Een andere kwaal bij onze hangoren zijn de zgn. olifantstanden, ook dit zou
een gevolg kunnen zijn van de sterke afwijking van de traditionele kop van
konijnen. Een eigenaardig verschijnsel is de wipneus. Enkel de echte topdieren
hebben deze "afwijking'' die gelukkig niet bestraft wordt. Het is als het ware
een iets uitstekende neuspunt die goed zichtbaar boven het kromme neusbeen
uitkomt. Laten we dit fenomeen eerder als een eigenschap dan als een fout blijven
beoordelen want enkel bij onze topdieren komt men het tegen.
Vlak onder de kin hebben vooral overjaarse rammen dikwijls een knoop. Het is
een aanhangsel ter grootte van een walnoot gezeten tussen de basis van de onderkaak
en de kin. Deze knoop zou de rammenkop nog meer expressie geven. Men mag echter
niet vergeten dat er nog een groot wammenprobleem heerst bij onze Franse Hangoren.
De knoop bij de ram zal erfelijk gezien de wammen meer in de hand werken dan
omgekeerd, daarom is het beter deze knoop niet aan te moedigen bij de fokkers.
Ook knooploze rammen kunnen gemakkelijk als echte topdieren door het leven
gaan.
De pels.
De pels van de Franse
Hangoor moet langer zijn dan de gewone normale pels. Bovendien moet
hij zeer veel onderwol bevatten. Laten we het geheel bekijken.
1. De Beharing
Het dekhaar (grannen) mogen zeker 3 cm lang zijn. Elasticiteit en glans zijn
eigenschappen die nodig zijn voor de conditie van de pels. Een goede volle
pels waarop een prima conditie glanst maakt het volume van het dier voller
en groter.
2. De Onderwol
Onze bijzondere aandacht gaat naar de onderwol. De dichtheid van de onderwol
is een bepalende factor voor de kwaliteit van de pels. Het is voor de fokker
en de keurmeester belangrijk veel aandacht te besteden aan de dichtheid van
de onderwol. Dieren met veel onderwol kunnen gemakkelijk klitvorming krijgen.

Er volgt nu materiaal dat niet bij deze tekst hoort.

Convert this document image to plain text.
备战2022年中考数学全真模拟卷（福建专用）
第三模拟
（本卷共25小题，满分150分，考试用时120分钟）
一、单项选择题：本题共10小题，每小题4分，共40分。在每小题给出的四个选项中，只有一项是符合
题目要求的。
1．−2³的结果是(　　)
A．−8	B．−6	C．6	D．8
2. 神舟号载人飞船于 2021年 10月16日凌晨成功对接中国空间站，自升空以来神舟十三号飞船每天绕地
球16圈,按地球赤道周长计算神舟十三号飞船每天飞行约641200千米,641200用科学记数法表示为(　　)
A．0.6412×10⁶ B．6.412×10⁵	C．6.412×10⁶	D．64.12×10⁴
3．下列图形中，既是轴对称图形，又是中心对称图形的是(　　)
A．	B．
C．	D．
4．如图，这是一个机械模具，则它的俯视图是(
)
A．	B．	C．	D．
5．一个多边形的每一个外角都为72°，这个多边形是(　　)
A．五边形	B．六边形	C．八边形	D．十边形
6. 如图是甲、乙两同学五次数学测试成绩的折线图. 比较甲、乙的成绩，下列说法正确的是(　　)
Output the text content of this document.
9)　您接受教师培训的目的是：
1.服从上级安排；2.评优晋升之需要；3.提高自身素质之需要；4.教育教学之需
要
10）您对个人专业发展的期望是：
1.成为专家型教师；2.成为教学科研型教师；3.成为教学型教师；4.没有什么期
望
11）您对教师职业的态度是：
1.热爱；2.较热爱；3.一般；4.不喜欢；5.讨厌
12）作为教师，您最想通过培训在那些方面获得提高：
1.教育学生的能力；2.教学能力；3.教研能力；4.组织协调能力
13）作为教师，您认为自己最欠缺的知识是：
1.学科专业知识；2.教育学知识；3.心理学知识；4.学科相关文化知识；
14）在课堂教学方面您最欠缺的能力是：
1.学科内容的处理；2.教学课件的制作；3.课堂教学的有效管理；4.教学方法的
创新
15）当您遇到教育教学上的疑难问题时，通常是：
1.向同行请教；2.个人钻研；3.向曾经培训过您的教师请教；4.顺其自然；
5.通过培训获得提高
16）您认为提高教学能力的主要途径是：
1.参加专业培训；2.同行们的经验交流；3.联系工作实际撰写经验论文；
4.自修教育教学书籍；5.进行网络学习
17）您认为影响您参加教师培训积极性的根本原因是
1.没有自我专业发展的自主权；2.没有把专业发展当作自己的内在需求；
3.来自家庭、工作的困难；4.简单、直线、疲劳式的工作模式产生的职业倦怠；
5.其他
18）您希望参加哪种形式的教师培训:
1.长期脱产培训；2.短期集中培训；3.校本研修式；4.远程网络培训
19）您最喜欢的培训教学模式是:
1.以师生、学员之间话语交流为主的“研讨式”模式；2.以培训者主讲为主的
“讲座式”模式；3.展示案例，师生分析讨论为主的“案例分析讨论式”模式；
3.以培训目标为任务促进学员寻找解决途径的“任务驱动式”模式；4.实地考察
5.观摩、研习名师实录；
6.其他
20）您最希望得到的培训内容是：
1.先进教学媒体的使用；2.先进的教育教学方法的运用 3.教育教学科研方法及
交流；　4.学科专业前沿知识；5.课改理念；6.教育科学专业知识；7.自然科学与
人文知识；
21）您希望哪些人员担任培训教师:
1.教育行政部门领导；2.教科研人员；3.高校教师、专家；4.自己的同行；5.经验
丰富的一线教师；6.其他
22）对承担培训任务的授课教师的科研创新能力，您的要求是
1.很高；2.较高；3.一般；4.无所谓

Bijzonder de dieren die in hoge mate een beste onderwol bezitten hebben vaak
last van deze klitten. Wanneer men tijdig deze kwaal kan bestrijden door borstelen
of nog beter het uit elkaar trekken van de klitten is het nog mogelijk goede
resultaten te behalen. Wanneer men er echter niet tijdig bij is zal het moeilijk
zijn de haarklitten te ontwarren.
Een veel voorkomende fout bij onze Hangoren is de ruime en losse pels, vooral
de voedsters met hun grote wammen en de broekvorming bij veel dieren vormen
problemen. Een goede pelsconditie is zoals reeds gezegd een noodzaak. Door
de stroeve verharingsperiode die kenmerkend is voor Franse Hangoren is het
niet gemakkelijk dieren in topconditie te brengen, daarom is het nodig als
fokker de evolutie van de verharingsperiode goed te volgen, en door borstelen
en kammen met daarbij een aangepaste voeding deze verharingsperiode te helpen
en te stimuleren.
De Kleurslagen.
De Franse Hangoor is
bekronenswaardig in alle erkende kleurslagen.
Toch blijft de kleur van onze Franse Hangoor dikwijls wat achter, dit omdat
bij andere rassen de kleur een hoofdfactor is en worden de dieren daar streng
op geselecteerd. Bij Franse Hangoren wordt eerst op het type geselecteerd.
Eigenlijk zou men kunnen zeggen dat de kleur op de tweede plaats komt. Vroeger
ging men zelfs nog verder, toen kon men lezen dat een goed gebouwde hangoor
met de typische bouwkenmerken van dit ras nooit een slechte kleur heeft. Gelukkig
gaat men tegenwoordig heel wat minder ver en schenkt men wel degelijk aandacht
aan een goede kleur.
De konijngrijze kleur is vrij goed bij de Franse Hangoor, enkel een zwakke
grondkleur op de buik komt men soms tegen. Vooral als men met wit (albino)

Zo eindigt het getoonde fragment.